Außerdem feiern Menschen ihr schönstes Fest im Winter. So wichtig und wertvoll seid Ihr. Doch nach einer bestimmten Zeit müsst Ihr das Wetter dem Frühling überlassen. Der wird dem Sommer weichen, und dieser wiederum übergibt das Regiment dem Herbst. So und nur so funktioniert Mutter Natur.“
„Du meinst, ich muss nicht eifersüchtig sein?“
„Ganz und gar nicht. Alle Jahreszeiten haben ihre Berechtigung. Jede nimmt und gibt gleichermaßen, keine kommt zu kurz.“
„Und was soll ich deiner Meinung nach tun?“
„Versöhnt Euch mit Eurem Bruder und lasst die Streitereien, sie führen zu nichts.“
„Jedes Jahr vertreibt mich der Frühling aufs Neue. Immer bin ich ihm unterlegen, deshalb wird es keinen Frieden zwischen uns geben.“
Ranja sah ein, dass dieser Konflikt tiefere Ursachen hatte. Nur durch Einsicht des Winters konnten sie gelöst werden. Sie fühlte sich hilflos und das machte sie sehr zornig.
„Frühling, Sommer, Herbst und Winter helfen beim Wachsen und Gedeihen der Pflanzen. Jede Jahreszeit wird gleichermaßen gebraucht. Eure Aufgabe ist es, der Natur eine Verschnaufpause zu schenken und die endet mit dem Erscheinen Eures Bruders. Ich warne Euch, es gibt es auf der Erde Länder, die kennen gar keinen Winter, und trotzdem erblüht reichhaltig das Leben. Passt gut auf, wenn Ihr so weiter macht, dann werdet Ihr einfach weggelassen.“
Noch verschlafen erschien der Frühling und rieb seine Augen. Er war zwar noch klein und trug einen spärlich bestickten Anzug, aber die von ihm ausströmende frische Kraft überzeugte auch so.
„Was ist los? Weshalb streitet ihr euch?“, wollte er wissen. An Ranja richtete er die Frage:
„Was hast du hier zu suchen?“
„Aber ich…doch nur…“, vor Überraschung bekam sie kaum ein Wort heraus.
Schützend stellte sich der junge Frühling vor den schwach gewordenen alten Winter. Der konnte sich kaum noch auf den Beinen halten, deshalb wurde er von seinem Bruder unter den Armen gestützt.
„Ruh dich ruhig aus.
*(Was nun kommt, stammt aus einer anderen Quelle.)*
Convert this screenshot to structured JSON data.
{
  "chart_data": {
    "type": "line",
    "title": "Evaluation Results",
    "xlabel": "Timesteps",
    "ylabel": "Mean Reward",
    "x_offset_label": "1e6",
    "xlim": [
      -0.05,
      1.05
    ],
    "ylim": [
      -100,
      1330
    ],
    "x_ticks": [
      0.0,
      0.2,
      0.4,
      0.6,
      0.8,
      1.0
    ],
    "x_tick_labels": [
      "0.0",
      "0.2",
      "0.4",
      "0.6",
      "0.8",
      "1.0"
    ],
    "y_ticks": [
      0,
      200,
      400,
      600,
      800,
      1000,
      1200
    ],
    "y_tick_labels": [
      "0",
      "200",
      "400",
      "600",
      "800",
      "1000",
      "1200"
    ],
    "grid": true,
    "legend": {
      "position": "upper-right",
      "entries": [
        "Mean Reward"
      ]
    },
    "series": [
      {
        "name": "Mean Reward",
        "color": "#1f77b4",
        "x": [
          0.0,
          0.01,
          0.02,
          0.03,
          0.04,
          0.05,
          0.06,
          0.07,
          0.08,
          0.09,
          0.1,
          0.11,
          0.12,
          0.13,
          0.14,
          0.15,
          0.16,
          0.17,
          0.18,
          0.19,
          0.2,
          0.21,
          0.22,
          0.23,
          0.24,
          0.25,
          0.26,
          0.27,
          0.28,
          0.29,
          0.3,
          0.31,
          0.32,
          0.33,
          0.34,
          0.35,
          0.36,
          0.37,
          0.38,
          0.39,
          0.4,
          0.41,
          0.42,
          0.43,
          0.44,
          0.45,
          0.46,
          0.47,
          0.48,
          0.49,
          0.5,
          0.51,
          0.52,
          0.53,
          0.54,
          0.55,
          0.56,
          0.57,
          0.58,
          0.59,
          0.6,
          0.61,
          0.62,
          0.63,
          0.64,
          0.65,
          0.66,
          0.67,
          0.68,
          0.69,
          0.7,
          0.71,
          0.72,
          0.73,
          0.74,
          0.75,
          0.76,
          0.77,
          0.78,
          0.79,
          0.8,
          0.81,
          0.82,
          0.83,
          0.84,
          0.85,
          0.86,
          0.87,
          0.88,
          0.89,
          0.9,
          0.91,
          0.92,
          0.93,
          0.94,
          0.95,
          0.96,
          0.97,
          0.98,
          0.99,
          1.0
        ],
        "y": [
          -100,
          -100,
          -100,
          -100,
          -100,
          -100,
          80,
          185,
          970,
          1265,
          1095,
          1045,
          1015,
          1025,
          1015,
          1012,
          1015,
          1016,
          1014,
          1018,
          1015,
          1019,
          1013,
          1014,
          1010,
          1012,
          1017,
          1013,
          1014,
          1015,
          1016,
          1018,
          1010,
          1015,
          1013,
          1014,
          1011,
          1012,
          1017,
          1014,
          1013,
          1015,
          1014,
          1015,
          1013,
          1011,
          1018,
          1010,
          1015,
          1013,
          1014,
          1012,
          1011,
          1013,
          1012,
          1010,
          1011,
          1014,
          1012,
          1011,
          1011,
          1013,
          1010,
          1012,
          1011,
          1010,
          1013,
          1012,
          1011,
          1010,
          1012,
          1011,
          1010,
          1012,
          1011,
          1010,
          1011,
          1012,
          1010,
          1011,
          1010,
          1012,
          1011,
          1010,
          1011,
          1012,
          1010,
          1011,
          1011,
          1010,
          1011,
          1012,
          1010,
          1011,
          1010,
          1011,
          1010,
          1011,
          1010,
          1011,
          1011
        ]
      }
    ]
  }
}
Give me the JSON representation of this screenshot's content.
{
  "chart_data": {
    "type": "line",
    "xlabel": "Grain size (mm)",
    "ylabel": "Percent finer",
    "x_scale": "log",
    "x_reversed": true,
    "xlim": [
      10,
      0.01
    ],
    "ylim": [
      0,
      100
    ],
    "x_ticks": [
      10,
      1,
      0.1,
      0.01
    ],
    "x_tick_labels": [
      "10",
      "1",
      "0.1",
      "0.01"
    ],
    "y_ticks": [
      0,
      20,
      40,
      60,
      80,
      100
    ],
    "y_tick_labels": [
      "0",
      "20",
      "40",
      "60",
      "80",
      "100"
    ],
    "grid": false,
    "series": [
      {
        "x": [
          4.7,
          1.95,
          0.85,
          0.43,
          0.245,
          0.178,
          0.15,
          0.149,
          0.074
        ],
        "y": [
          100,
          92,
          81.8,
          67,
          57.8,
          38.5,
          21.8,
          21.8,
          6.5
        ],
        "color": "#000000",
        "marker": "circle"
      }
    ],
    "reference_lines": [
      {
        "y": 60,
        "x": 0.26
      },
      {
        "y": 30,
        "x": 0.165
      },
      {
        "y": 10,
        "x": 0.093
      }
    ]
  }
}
Ich denke, deine Zeit ist nun um“, sagte der Frühling beruhigend.
Warmer Wind begleitete ihn.
Ranjas Flügel tauten auf und gewannen ihre ursprüngliche Beweglichkeit wieder.
Fassungslos bemerkte die Elfe, wie ihr Besuch missverstanden wurde.
„Ihr tut mir unrecht. Ich wollte Eurem Bruder nichts Böses antun. Dass er sich jetzt so schlecht fühlt, liegt an Eurer ausstrahlenden Wärme. Gern hätte ich gesehen, dass er nicht leiden muss und sich würdevoll verabschieden kann. Nur deshalb habe ich ihn aufgesucht, etwas anderes hatte ich nicht vor.“

„Sag kleine Elfe, würdest du mich auch mal im Dezember besuchen? Dann bin ich jung und kräftig und wir könnten uns bunt strahlende Lichterketten ansehen. Es war schön, dich kennenzulernen. Als Einzig hältst du noch zu mir. Das zu wissen erleichtert mir den Abschied.“, sagte der Winter mit letzter Kraft.
Seine Stimme wurde leiser, doch in den Augen lag ein Hoffnungsschimmer.
„Gern“, rief Ranja. „Ich denke, dass wir richtig gute Freunde werden.“
Lächelnd winkte sie dem scheidenden alten Mann zu.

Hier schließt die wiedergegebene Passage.